Grazie a Susanna Eduini

Inizia il momento di andare in spiaggia sul serio e se ti annoi perchè non sai cosa fare… ti consiglio di leggere l’articolo di seguito, tratto dal sito www.wired.it

Athens (Georgia). La spiaggia più vicina è a trecento chilometri di distanza. Per vedere l’oceano devi ingoiare ore di traffico e di campagna ripetitiva. Quella della Georgia è gente di terra, piedi piantati nei campi di cotone che hanno regalato allo stato una certa prosperità. Il mare è un concetto astratto. Se qualcuno si mettesse in testa di voler nuotare più veloce di un delfino, non verrebbe certo da queste parti. Sto viaggiando lungo la statale 78 che da Atlanta conduce fino ad Athens, città di una delle università più antiche d’America. Oltre il guard rail non vedo che fast food, alberghi per soggiorni il più breve possibile e cartelli pubblicitari di armerie di cui la zona è piuttosto ricca. Ammazzano il tempo, da queste parti, e per riuscirci sparano a tutto quello che si muove nei boschi del circondario. L’appuntamento con Ted Ciamillo è all’uscita dell’autostrada, dentro un caffè stretto tra il benzinaio e il rivenditore di fucili. Lo aspetto e faccio qualche domanda. Ted lo conoscono, come succede ai tipi un po’ strani nelle cittadine in cui è dura farsi gli affari propri.

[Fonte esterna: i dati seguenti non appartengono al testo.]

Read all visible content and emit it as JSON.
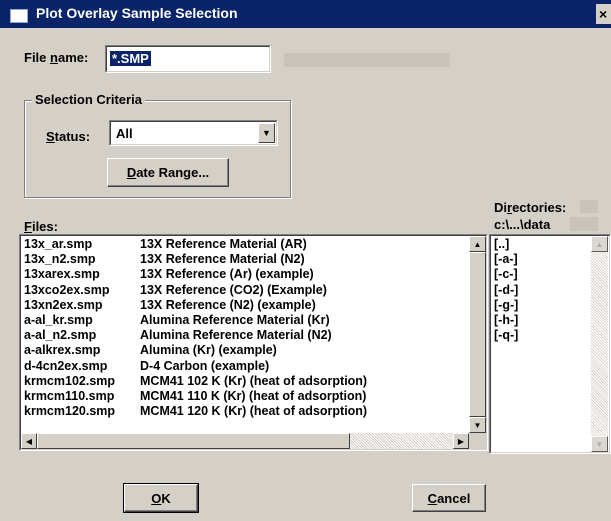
{
  "window": {
    "title": "Plot Overlay Sample Selection",
    "close_glyph": "×"
  },
  "file_name": {
    "label_prefix": "File ",
    "label_accel": "n",
    "label_suffix": "ame:",
    "value": "*.SMP"
  },
  "selection_criteria": {
    "title": "Selection Criteria",
    "status": {
      "label_accel": "S",
      "label_suffix": "tatus:",
      "value": "All"
    },
    "date_range_button": {
      "accel": "D",
      "rest": "ate Range..."
    }
  },
  "files": {
    "label_accel": "F",
    "label_suffix": "iles:",
    "items": [
      {
        "file": "13x_ar.smp",
        "desc": "13X Reference Material (AR)"
      },
      {
        "file": "13x_n2.smp",
        "desc": "13X Reference Material (N2)"
      },
      {
        "file": "13xarex.smp",
        "desc": "13X Reference (Ar) (example)"
      },
      {
        "file": "13xco2ex.smp",
        "desc": "13X Reference (CO2) (Example)"
      },
      {
        "file": "13xn2ex.smp",
        "desc": "13X Reference (N2) (example)"
      },
      {
        "file": "a-al_kr.smp",
        "desc": "Alumina Reference Material (Kr)"
      },
      {
        "file": "a-al_n2.smp",
        "desc": "Alumina Reference Material (N2)"
      },
      {
        "file": "a-alkrex.smp",
        "desc": "Alumina (Kr) (example)"
      },
      {
        "file": "d-4cn2ex.smp",
        "desc": "D-4 Carbon (example)"
      },
      {
        "file": "krmcm102.smp",
        "desc": "MCM41 102 K (Kr) (heat of adsorption)"
      },
      {
        "file": "krmcm110.smp",
        "desc": "MCM41 110 K (Kr) (heat of adsorption)"
      },
      {
        "file": "krmcm120.smp",
        "desc": "MCM41 120 K (Kr) (heat of adsorption)"
      }
    ]
  },
  "directories": {
    "label_prefix": "Di",
    "label_accel": "r",
    "label_suffix": "ectories:",
    "current_path": "c:\\...\\data",
    "items": [
      "[..]",
      "[-a-]",
      "[-c-]",
      "[-d-]",
      "[-g-]",
      "[-h-]",
      "[-q-]"
    ]
  },
  "buttons": {
    "ok": {
      "accel": "O",
      "rest": "K"
    },
    "cancel": {
      "accel": "C",
      "rest": "ancel"
    }
  },
  "icons": {
    "scroll_up": "▲",
    "scroll_down": "▼",
    "scroll_left": "◀",
    "scroll_right": "▶",
    "dropdown": "▼"
  }
}
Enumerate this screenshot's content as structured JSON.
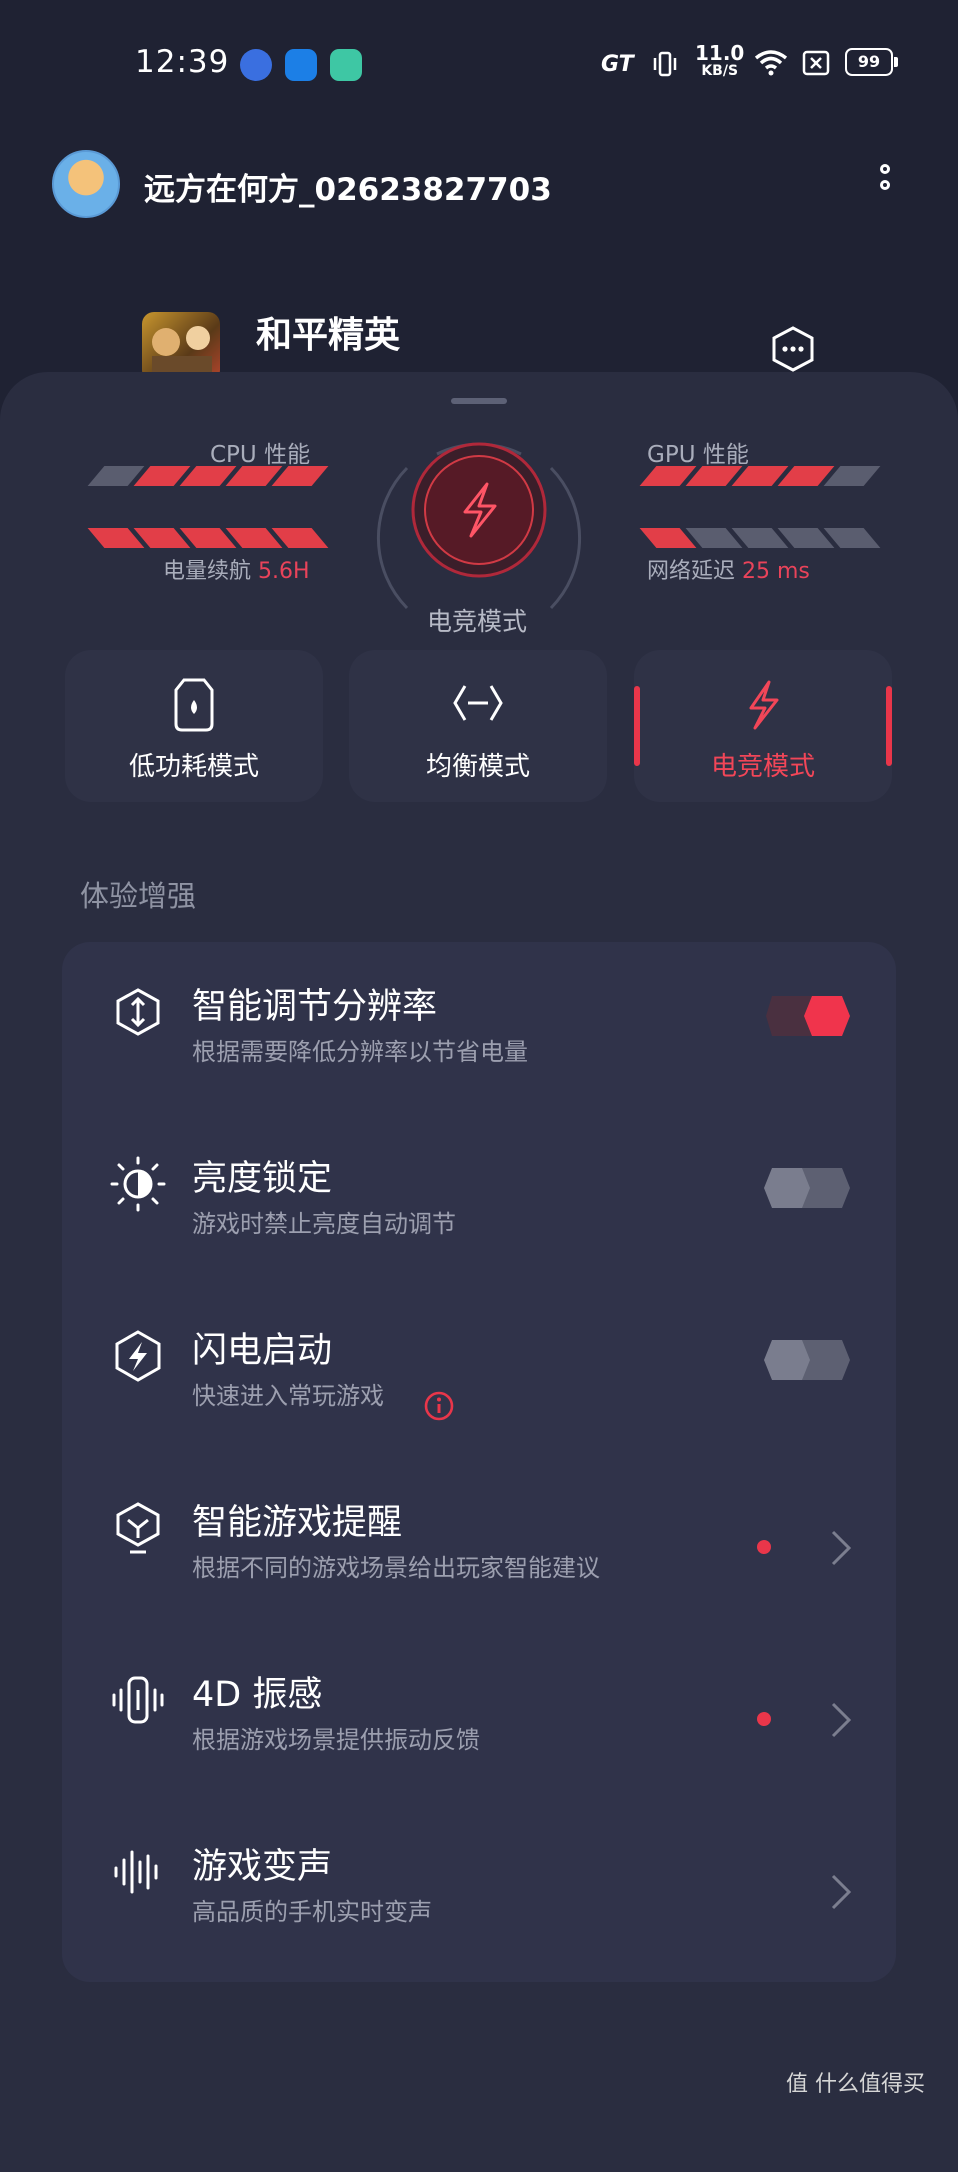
{
  "status_bar": {
    "time": "12:39",
    "apps": [
      {
        "color": "#3a6fe0"
      },
      {
        "color": "#1c7fe6"
      },
      {
        "color": "#3ec7a4"
      }
    ],
    "gt": "GT",
    "speed_value": "11.0",
    "speed_unit": "KB/S",
    "battery": "99"
  },
  "profile": {
    "username": "远方在何方_02623827703",
    "menu_icon": "more-vertical-icon"
  },
  "game": {
    "name": "和平精英",
    "more_icon": "hexagon-more-icon"
  },
  "performance": {
    "cpu_label": "CPU 性能",
    "gpu_label": "GPU 性能",
    "cpu_level": 4,
    "gpu_level": 4,
    "battery_level": 5,
    "network_level": 1,
    "battery_label": "电量续航",
    "battery_value": "5.6H",
    "network_label": "网络延迟",
    "network_value": "25 ms",
    "center_mode_label": "电竞模式",
    "accent": "#e23e48"
  },
  "modes": [
    {
      "label": "低功耗模式",
      "icon": "battery-drop-icon",
      "active": false
    },
    {
      "label": "均衡模式",
      "icon": "balance-icon",
      "active": false
    },
    {
      "label": "电竞模式",
      "icon": "lightning-icon",
      "active": true
    }
  ],
  "section_title": "体验增强",
  "settings": [
    {
      "title": "智能调节分辨率",
      "subtitle": "根据需要降低分辨率以节省电量",
      "icon": "resolution-icon",
      "control": "toggle",
      "on": true
    },
    {
      "title": "亮度锁定",
      "subtitle": "游戏时禁止亮度自动调节",
      "icon": "brightness-icon",
      "control": "toggle",
      "on": false
    },
    {
      "title": "闪电启动",
      "subtitle": "快速进入常玩游戏",
      "icon": "flash-launch-icon",
      "control": "toggle",
      "on": false,
      "info": true
    },
    {
      "title": "智能游戏提醒",
      "subtitle": "根据不同的游戏场景给出玩家智能建议",
      "icon": "smart-reminder-icon",
      "control": "chevron",
      "dot": true
    },
    {
      "title": "4D 振感",
      "subtitle": "根据游戏场景提供振动反馈",
      "icon": "vibration-icon",
      "control": "chevron",
      "dot": true
    },
    {
      "title": "游戏变声",
      "subtitle": "高品质的手机实时变声",
      "icon": "voice-changer-icon",
      "control": "chevron",
      "dot": false
    }
  ],
  "watermark": "值 什么值得买"
}
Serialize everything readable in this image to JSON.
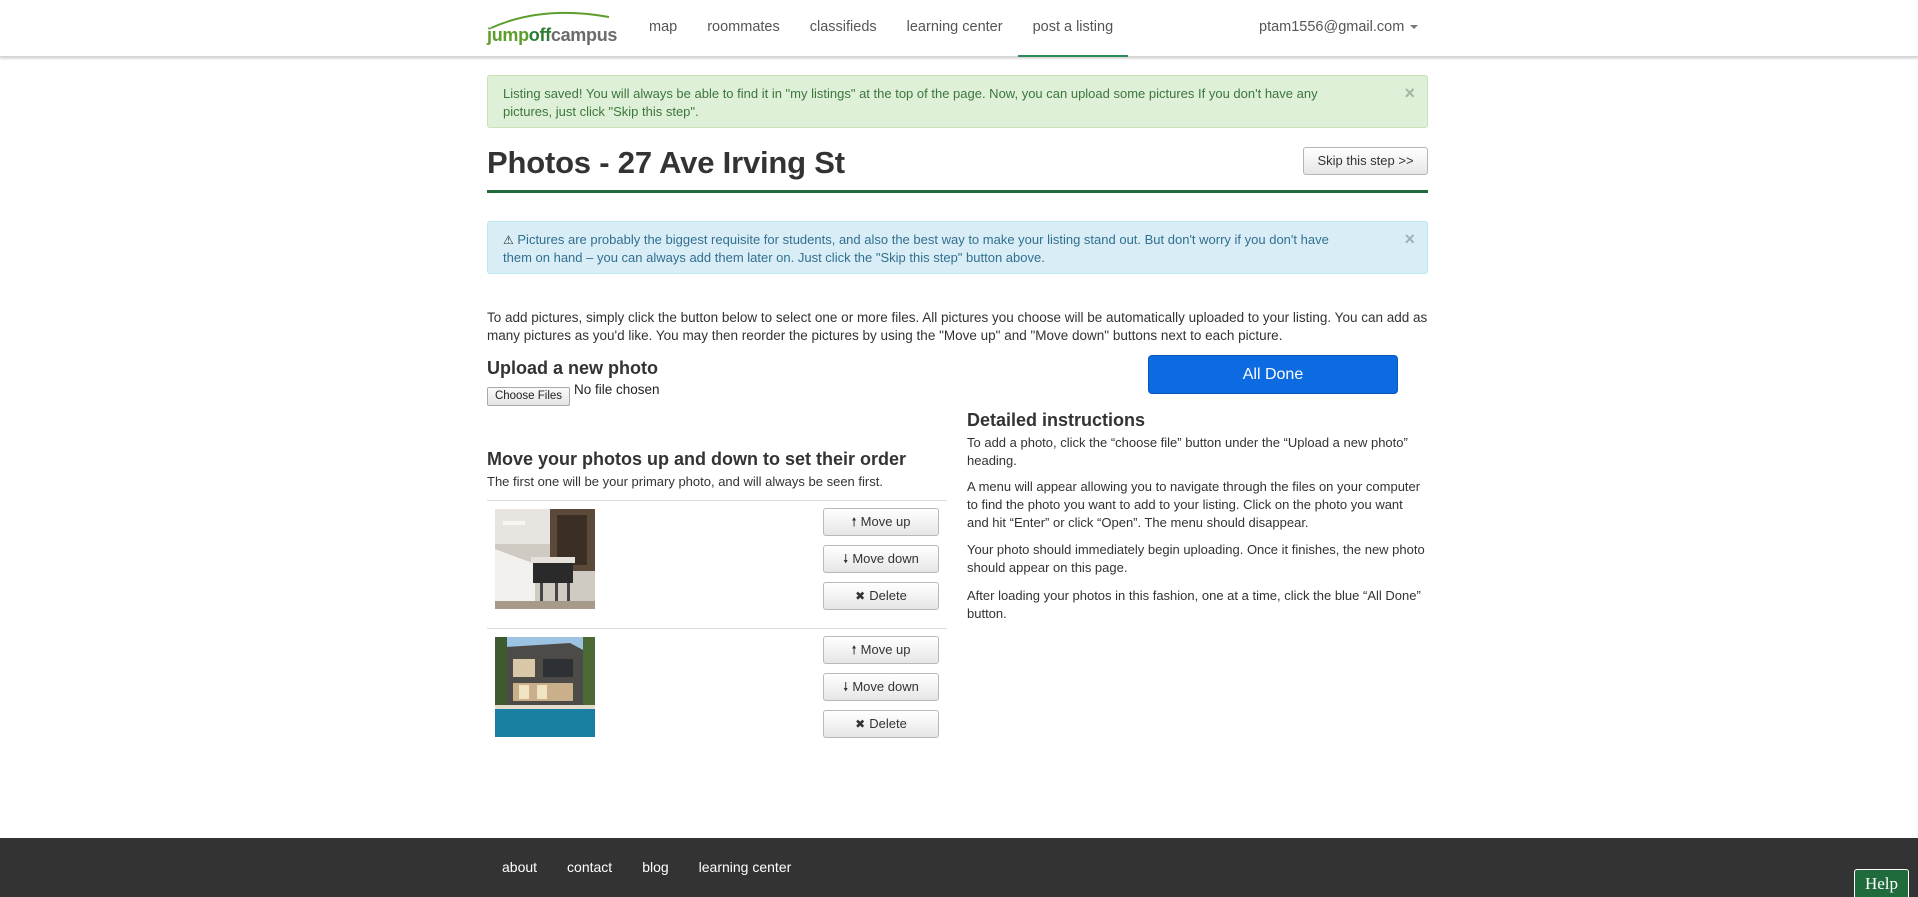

«Ma certo, Ciamillo, quel tizio che si è scavato un lago in giardino. Un ragazzo tranquillo, gran lavoratore», mi fa un signore che legge il giornale locale, tagliando corto, ma si capisce che vorrebbe dire di più.
Ted è una specie di
Fitzcarraldo del ventunesimo secolo, il personaggio del film di Werner Herzog, realmente esistito in Amazzonia: si chiamava in verità Brian Sweeney Fitzgerald ma gli indios locali non impararono mai a pronunciare il suo nome. Un visionario che cercò di scavalcare una collina usando però una nave e voleva costruire un teatro d’opera nel cuore della foresta. Anche con Ciamillo i georgiani hanno qualche problema di dizione, e attraversare l’oceano Atlantico a bordo di un sommergibile a pedali costruito in un luogo tanto remoto dall’acqua è roba da visionari di prima classe. Ted è un adolescente di 40 anni, il cappellino da baseball e il sorriso facile. Mi dice che non c’è nulla da fare. Quello della traversata è il suo destino. Poi confessa un nonno di Avellino e il padre originario di Napoli. Lo dice con orgoglio, per rimarcare che la sua presenza in quel luogo è solo un accidente geografico. «Più tardi ti spiego», mi rassicura. E per cominciare mi invita a mangiare nel suo ristorante preferito nel cuore di Athens. Italianissimo.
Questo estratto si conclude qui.